Tanz

Caperucita Roja

Renata Flores
Junge Choreograf*innen, Bad Honnef tanzt e. V., Nordrhein-Westfalen

Die Tänzerin sitzt  auf ihren Knien, der oberkörper aufrecht, auf der dunklen Bühne. Rotes licht fällt auf sie, sie trägt schwarze Kleidung und einen langen roten Mantel.

Renata Flores mit Caperucita Roja © Jella Dehmer

In ihrem Solo setzt sich die 18-jährige Renata Flores mit Identität, Selbstwahrnehmung und kultureller Zugehörigkeit auseinander. Ausgangspunkt ist ihre eigene Lebensgeschichte: Als Kind aus Mexiko nach Deutschland gekommen, erzählt sie durch Bewegung, Sprache und Symbolik vom Ringen um einen Platz zwischen zwei Kulturen. Kleidungsstücke stehen für Rollen, die sie ausprobiert, aber wieder abgelegt hat. Ein Spiegelturm wird zur Projektionsfläche für Unsicherheiten – aber auch für die Kraft, sich selbst treu zu bleiben und zu akzeptieren. Ihre Muttersprache und Rotkäppchen als Symbol für Kindheit und Erinnerung stehen im Mittelpunkt des Solos. Ein kraftvoller Tanz über das Erwachsenwerden und die Suche nach Zugehörigkeit, ohne sich selbst zu verlieren.

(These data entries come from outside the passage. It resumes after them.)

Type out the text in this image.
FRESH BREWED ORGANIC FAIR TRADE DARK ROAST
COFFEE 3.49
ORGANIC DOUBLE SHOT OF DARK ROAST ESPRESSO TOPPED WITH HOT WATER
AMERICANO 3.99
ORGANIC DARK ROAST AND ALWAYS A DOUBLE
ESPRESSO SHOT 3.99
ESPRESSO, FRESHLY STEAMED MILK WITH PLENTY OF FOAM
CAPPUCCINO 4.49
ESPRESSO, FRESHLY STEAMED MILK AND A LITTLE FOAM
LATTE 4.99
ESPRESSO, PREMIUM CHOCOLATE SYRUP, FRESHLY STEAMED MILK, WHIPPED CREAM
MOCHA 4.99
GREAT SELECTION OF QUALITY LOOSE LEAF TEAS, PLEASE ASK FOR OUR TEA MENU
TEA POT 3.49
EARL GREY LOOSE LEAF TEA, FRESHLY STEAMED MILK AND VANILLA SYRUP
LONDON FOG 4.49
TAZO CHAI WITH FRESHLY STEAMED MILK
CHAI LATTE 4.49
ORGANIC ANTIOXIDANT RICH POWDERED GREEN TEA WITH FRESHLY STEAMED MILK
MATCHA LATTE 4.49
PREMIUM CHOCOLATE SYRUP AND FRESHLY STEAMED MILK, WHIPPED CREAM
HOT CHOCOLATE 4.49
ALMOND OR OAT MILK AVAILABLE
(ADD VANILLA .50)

Die Jungen Choreograf*innen sind eine freie, alters-, fähigkeits- und kulturgemischte Jugendtanzkompanie aus Bad Honnef. Im Rahmen des Vereins „Bad Honnef tanzt“ erhalten die Teilnehmenden die Möglichkeit und das Handwerkszeug, eigene Tanzstücke zu entwickeln – von der ersten Idee bis zur Bühnenreife. Im Zentrum stehen die individuellen Perspektiven der Jugendlichen sowie ein selbstbestimmter künstlerischer Prozess – ohne festgelegte Tanztechnik oder vorgeschriebenen Stil. Begleitet durch Coaching professioneller Künstler*innen verschiedener Sparten arbeiten die Jungen Choreograf*innen eigenständig an ihren Konzepten, tauschen sich interdisziplinär untereinander aus und bekommen Raum für Experimente, Reflexion und Entwicklung. Die Arbeiten werden regelmäßig öffentlich präsentiert, unter anderem beim eigenen jährlichen Tanzfestival vor Ort. 2024 wurde ein Stück der Kompanie erstmals zum Tanztreffen der Jugend eingeladen.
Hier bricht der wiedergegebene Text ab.